Experiment

Description

Default class defining an experiment. An experiment object can contain multiple subjects, which themselves can contain multiple sequences.

Initialisation

class krajjat.classes.experiment.Experiment(name=None)

Creates and return an Experiment object. An Experiment object can contain multiple Subject instances, which in turn contain Trial instances.

New in version 2.0.

Parameters:

name (str, optional) – The name of the experiment.

name

The name of the experiment.

Type:

str or None

subjects

An ordered dictionary of Subject instances.

Type:

OrderedDict(subject)

Example

>>> experiment = Experiment("My experiment")
>>> subject = Subject("Lambert")
>>> experiment.add_subject(subject)

Magic methods

Experiment.__len__()

Returns the total amount of subjects present in the Experiment instance.

New in version 2.0.

Returns:

The amount of subjects present in the Experiment instance.

Return type:

int

Example

>>> experiment = Experiment("My experiment")
>>> experiment.add_subject(Subject("Raphaël"))
>>> experiment.add_subject(Subject("Chris"))
>>> len(experiment)
2
Experiment.__getitem__(name)

Returns a subject, given a name.

New in version 2.0.

Parameters:

name (str|int) – The name of the subject to retrieve.

Returns:

A Subject instance (if a Subject with the given name exists).

Return type:

Subject

Example

>>> subject = Subject("Mathilde")
>>> experiment = Experiment("My experiment")
>>> experiment.add_subject(subject)
>>> experiment["Mathilde"]

Name methods

Experiment.set_name(name)

Sets the attribute Experiment.name of the Experiment instance.

New in version 2.0.

Parameters:

name (str) – The name of the experiment.

Example

>>> experiment = Experiment()
>>> experiment.set_name("My experiment")
Experiment.get_name()

Returns the attribute name of the Experiment instance.

New in version 2.0.

Returns:

  • str – The name of the experiment.

  • Experiment

  • ———-

  • >>> experiment = Experiment(“My experiment”)

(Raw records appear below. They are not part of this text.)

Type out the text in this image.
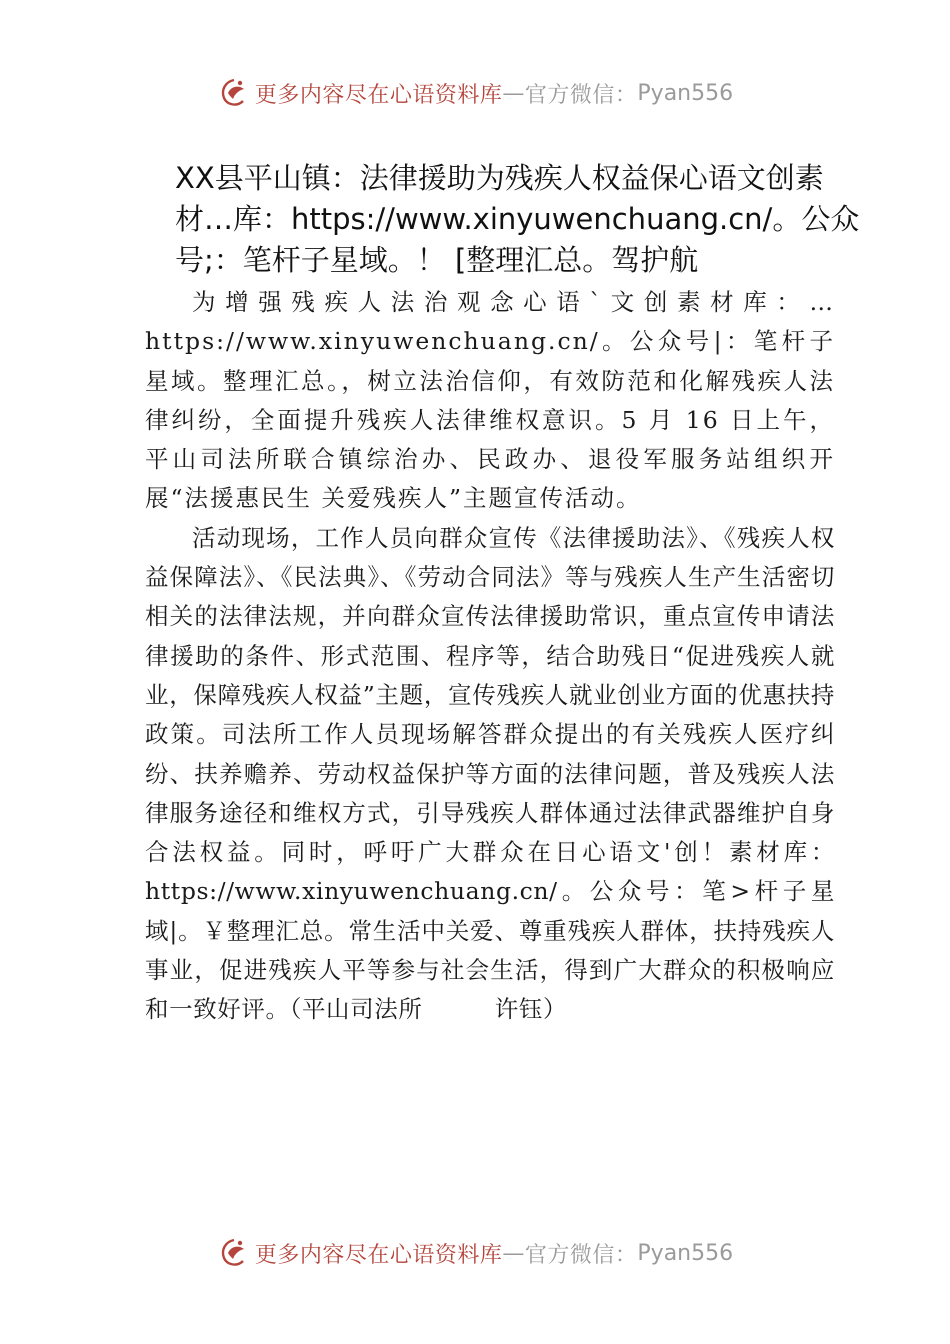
更多内容尽在心语资料库 — 官方微信： Pyan556
XX县平山镇：法律援助为残疾人权益保心语文创素材…库：https://www.xinyuwenchuang.cn/。公众号;：笔杆子星域。！ [整理汇总。驾护航

为增强残疾人法治观念心语`文创素材库：…https://www.xinyuwenchuang.cn/。公众号|：笔杆子星域。整理汇总。，树立法治信仰，有效防范和化解残疾人法律纠纷，全面提升残疾人法律维权意识。5 月 16 日上午，平山司法所联合镇综治办、民政办、退役军服务站组织开展“法援惠民生 关爱残疾人”主题宣传活动。

活动现场，工作人员向群众宣传《法律援助法》、《残疾人权益保障法》、《民法典》、《劳动合同法》等与残疾人生产生活密切相关的法律法规，并向群众宣传法律援助常识，重点宣传申请法律援助的条件、形式范围、程序等，结合助残日“促进残疾人就业，保障残疾人权益”主题，宣传残疾人就业创业方面的优惠扶持政策。司法所工作人员现场解答群众提出的有关残疾人医疗纠纷、扶养赡养、劳动权益保护等方面的法律问题，普及残疾人法律服务途径和维权方式，引导残疾人群体通过法律武器维护自身合法权益。同时，呼吁广大群众在日心语文'创！素材库：https://www.xinyuwenchuang.cn/。公众号：笔>杆子星域|。￥整理汇总。常生活中关爱、尊重残疾人群体，扶持残疾人事业，促进残疾人平等参与社会生活，得到广大群众的积极响应和一致好评。（平山司法所　　　许钰）

更多内容尽在心语资料库 — 官方微信： Pyan556
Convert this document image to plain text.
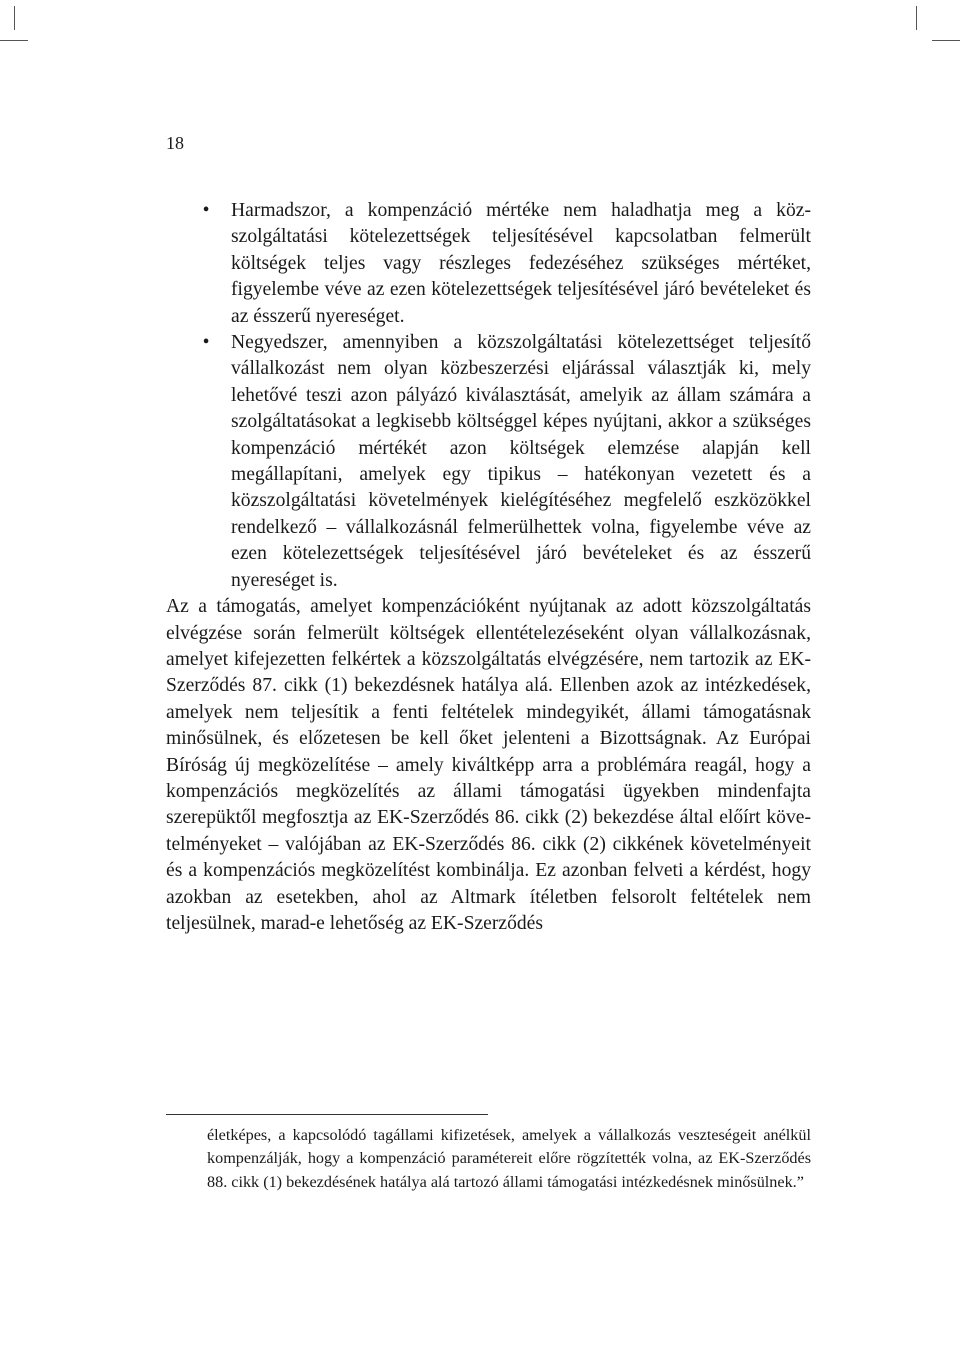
18
•	Harmadszor, a kompenzáció mértéke nem haladhatja meg a közszolgáltatási kötelezettségek teljesítésével kapcsolatban felmerült költségek teljes vagy részleges fedezéséhez szükséges mértéket, figyelembe véve az ezen kötelezettségek teljesítésével járó bevételeket és az ésszerű nyereséget.
•	Negyedszer, amennyiben a közszolgáltatási kötelezettséget teljesítő vállalkozást nem olyan közbeszerzési eljárással választják ki, mely lehetővé teszi azon pályázó kiválasztását, amelyik az állam számára a szolgáltatásokat a legkisebb költséggel képes nyújtani, akkor a szükséges kompenzáció mértékét azon költségek elemzése alapján kell megállapítani, amelyek egy tipikus – hatékonyan vezetett és a közszolgáltatási követelmények kielégítéséhez megfelelő eszközökkel rendelkező – vállalkozásnál felmerülhettek volna, figyelembe véve az ezen kötelezettségek teljesítésével járó bevételeket és az ésszerű nyereséget is.

Az a támogatás, amelyet kompenzációként nyújtanak az adott közszolgáltatás elvégzése során felmerült költségek ellentételezéseként olyan vállalkozásnak, amelyet kifejezetten felkértek a közszolgáltatás elvégzésére, nem tartozik az EK-Szerződés 87. cikk (1) bekezdésnek hatálya alá. Ellenben azok az intézkedések, amelyek nem teljesítik a fenti feltételek mindegyikét, állami támogatásnak minősülnek, és előzetesen be kell őket jelenteni a Bizottságnak. Az Európai Bíróság új megközelítése – amely kiváltképp arra a problémára reagál, hogy a kompenzációs megközelítés az állami támogatási ügyekben mindenfajta szerepüktől megfosztja az EK-Szerződés 86. cikk (2) bekezdése által előírt követelményeket – valójában az EK-Szerződés 86. cikk (2) cikkének követelményeit és a kompenzációs megközelítést kombinálja. Ez azonban felveti a kérdést, hogy azokban az esetekben, ahol az Altmark ítéletben felsorolt feltételek nem teljesülnek, marad-e lehetőség az EK-Szerződés

életképes, a kapcsolódó tagállami kifizetések, amelyek a vállalkozás veszteségeit anélkül kompenzálják, hogy a kompenzáció paramétereit előre rögzítették volna, az EK-Szerződés 88. cikk (1) bekezdésének hatálya alá tartozó állami támogatási intézkedésnek minősülnek.”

  • >>> experiment.get_name()

  • My experiment

Subject methods

Experiment.add_subject(subject, replace_if_exists=False)

Adds a Subject instance to the subject.

New in version 2.0.

Parameters:
  • subject (Subject) – A Subject instance.

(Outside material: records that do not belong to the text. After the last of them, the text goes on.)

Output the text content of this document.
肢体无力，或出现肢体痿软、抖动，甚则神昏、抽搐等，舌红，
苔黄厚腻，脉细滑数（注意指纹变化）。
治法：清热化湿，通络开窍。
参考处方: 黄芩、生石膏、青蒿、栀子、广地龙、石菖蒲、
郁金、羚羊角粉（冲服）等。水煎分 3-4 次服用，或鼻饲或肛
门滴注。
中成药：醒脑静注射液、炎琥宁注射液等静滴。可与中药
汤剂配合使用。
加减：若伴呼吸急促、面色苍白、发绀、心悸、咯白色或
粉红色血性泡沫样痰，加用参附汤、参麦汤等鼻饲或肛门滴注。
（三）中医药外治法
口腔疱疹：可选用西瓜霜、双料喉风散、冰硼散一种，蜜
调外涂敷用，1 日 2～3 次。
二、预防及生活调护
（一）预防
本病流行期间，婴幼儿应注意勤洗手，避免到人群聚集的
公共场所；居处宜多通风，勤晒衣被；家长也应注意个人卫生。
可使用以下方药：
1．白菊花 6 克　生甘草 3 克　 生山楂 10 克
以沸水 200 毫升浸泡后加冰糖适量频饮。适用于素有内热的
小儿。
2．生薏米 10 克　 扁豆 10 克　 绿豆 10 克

  • replace_if_exists (bool, optional) – If set on False, the function will raise an exception if a subject with the same name already exists in the experiment instance.

Note

Subjects must have a name; adding a subject without a name will result in an error.

Example

>>> experiment = Experiment("My experiment")
>>> experiment.add_subject(Subject("Carole-Anne"))
Experiment.add_subjects(*subjects, replace_if_exists=False)

Adds multiple Subject instances to the experiment.

New in version 2.0.

Parameters:
  • subjects (Subject) – One or many Subject instances.

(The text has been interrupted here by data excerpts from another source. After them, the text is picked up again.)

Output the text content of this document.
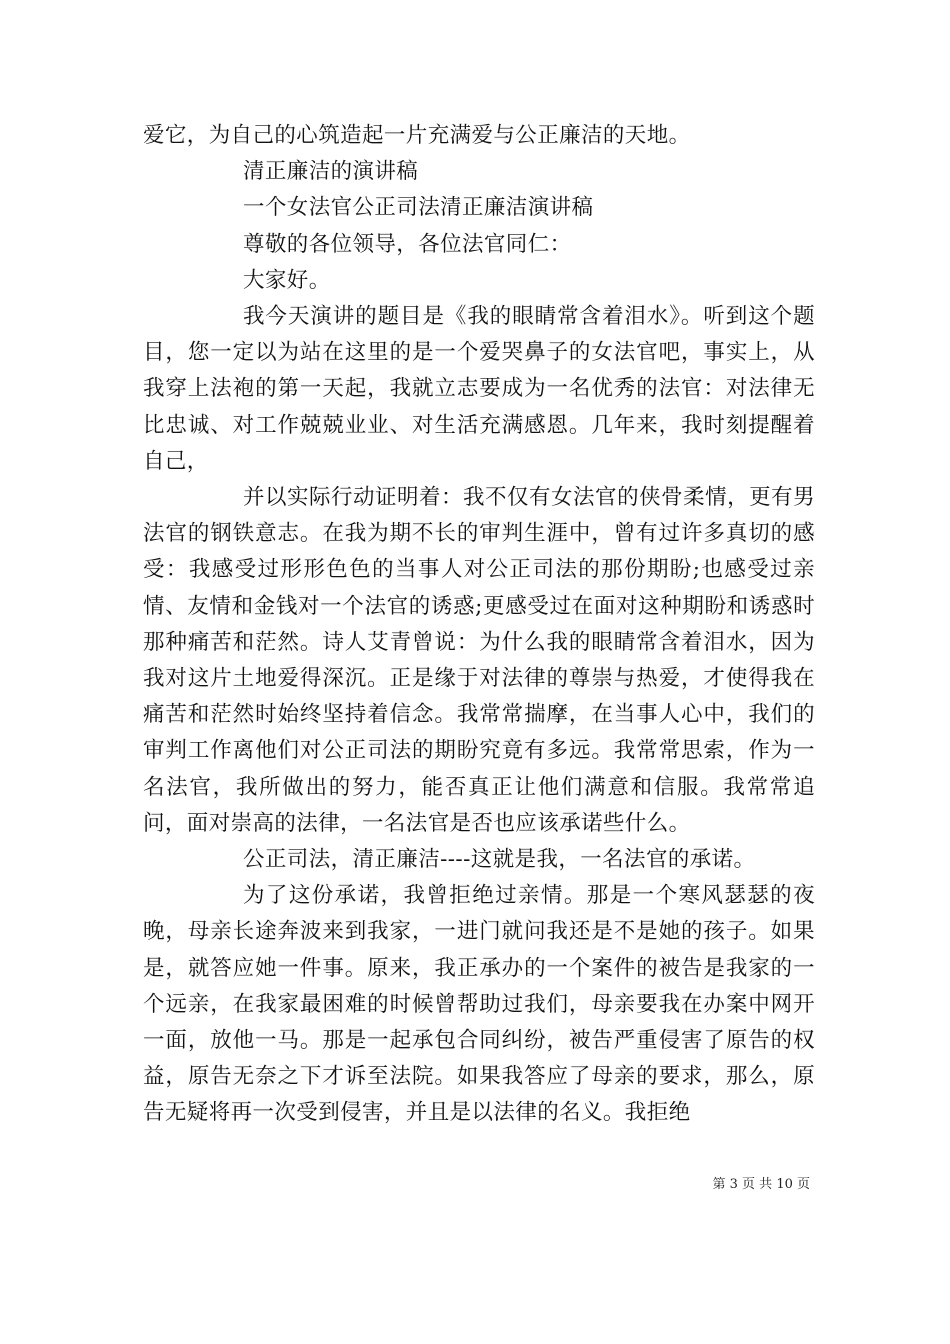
爱它，为自己的心筑造起一片充满爱与公正廉洁的天地。

清正廉洁的演讲稿

一个女法官公正司法清正廉洁演讲稿

尊敬的各位领导，各位法官同仁：

大家好。

我今天演讲的题目是《我的眼睛常含着泪水》。听到这个题目，您一定以为站在这里的是一个爱哭鼻子的女法官吧，事实上，从我穿上法袍的第一天起，我就立志要成为一名优秀的法官：对法律无比忠诚、对工作兢兢业业、对生活充满感恩。几年来，我时刻提醒着自己，

并以实际行动证明着：我不仅有女法官的侠骨柔情，更有男法官的钢铁意志。在我为期不长的审判生涯中，曾有过许多真切的感受：我感受过形形色色的当事人对公正司法的那份期盼;也感受过亲情、友情和金钱对一个法官的诱惑;更感受过在面对这种期盼和诱惑时那种痛苦和茫然。诗人艾青曾说：为什么我的眼睛常含着泪水，因为我对这片土地爱得深沉。正是缘于对法律的尊崇与热爱，才使得我在痛苦和茫然时始终坚持着信念。我常常揣摩，在当事人心中，我们的审判工作离他们对公正司法的期盼究竟有多远。我常常思索，作为一名法官，我所做出的努力，能否真正让他们满意和信服。我常常追问，面对崇高的法律，一名法官是否也应该承诺些什么。

公正司法，清正廉洁----这就是我，一名法官的承诺。

为了这份承诺，我曾拒绝过亲情。那是一个寒风瑟瑟的夜晚，母亲长途奔波来到我家，一进门就问我还是不是她的孩子。如果是，就答应她一件事。原来，我正承办的一个案件的被告是我家的一个远亲，在我家最困难的时候曾帮助过我们，母亲要我在办案中网开一面，放他一马。那是一起承包合同纠纷，被告严重侵害了原告的权益，原告无奈之下才诉至法院。如果我答应了母亲的要求，那么，原告无疑将再一次受到侵害，并且是以法律的名义。我拒绝

第 3 页 共 10 页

  • replace_if_exists (bool, optional) – If set on False, the function will raise an exception if a subject with the same name already exists in the experiment instance.

Example

>>> experiment = Experiment("My experiment")
>>> subject1 = Subject("Maxime")
>>> subject2 = Subject("Laurène")
>>> subject3 = Subject("Margaux")
>>> experiment.add_subjects(subject1, subject2, subject3)
Experiment.get_subject(name)

Returns the Subject instance corresponding to the given name.

New in version 2.0.

Parameters:

name (str) – The name of the subject to retrieve.

Example

>>> experiment = Experiment("My experiment")
>>> subject = Subject("Stéphane")
>>> experiment.add_subject(subject)
>>> experiment.get_subject("Stéphane")
Experiment.get_subjects(names=None, group=None, return_type='dict', **kwargs)

Returns the complete list or a sublist of subjects from the Experiment instance.

New in version 2.0.

Parameters:
  • names (list(str), optional) – A list of subject names. If provided, the returned Subject instances will be a sublist of the subjects from the experiment.

  • group (str, int or None, optional) – If provided, the function will return the subjects having a Subject.group equal to the provided value. In the case were a list of subject names is also provided, the subjects in that list and belonging to that group will be returned.

  • return_type (str, optional) – Defines if to return the subjects as a dictionary or a list. The default value is "dict", which returns the subjects as a dictionary with the subject names as keys. If set to "list", the function will return a list containing the subject in the same order as their names passed as parameter.

Note

The function also allows for other arguments, as long as each argument is a custom attribute set to the Subject instances.

Returns:

A list of Subject instances.

Return type:

list(Subject)

Example

>>> experiment = Experiment("My experiment")
>>> subject1 = Subject("Chloé", group="Control")
>>> subject2 = Subject("Jérôme", group="Experimental")
>>> subject3 = Subject("Étienne", group="Control")
>>> experiment.add_subjects(subject1, subject2, subject3)
>>> experiment.get_subjects()  # Returns all the subjects
>>> experiment.get_subjects(group="Control")  # Returns all the subjects from the group "Control" (1 and 3)
>>> experiment.get_subjects(["Chloé", "Jérôme"])  # Returns subjects 1 and 2
Experiment.get_subjects_names(group=None, **kwargs)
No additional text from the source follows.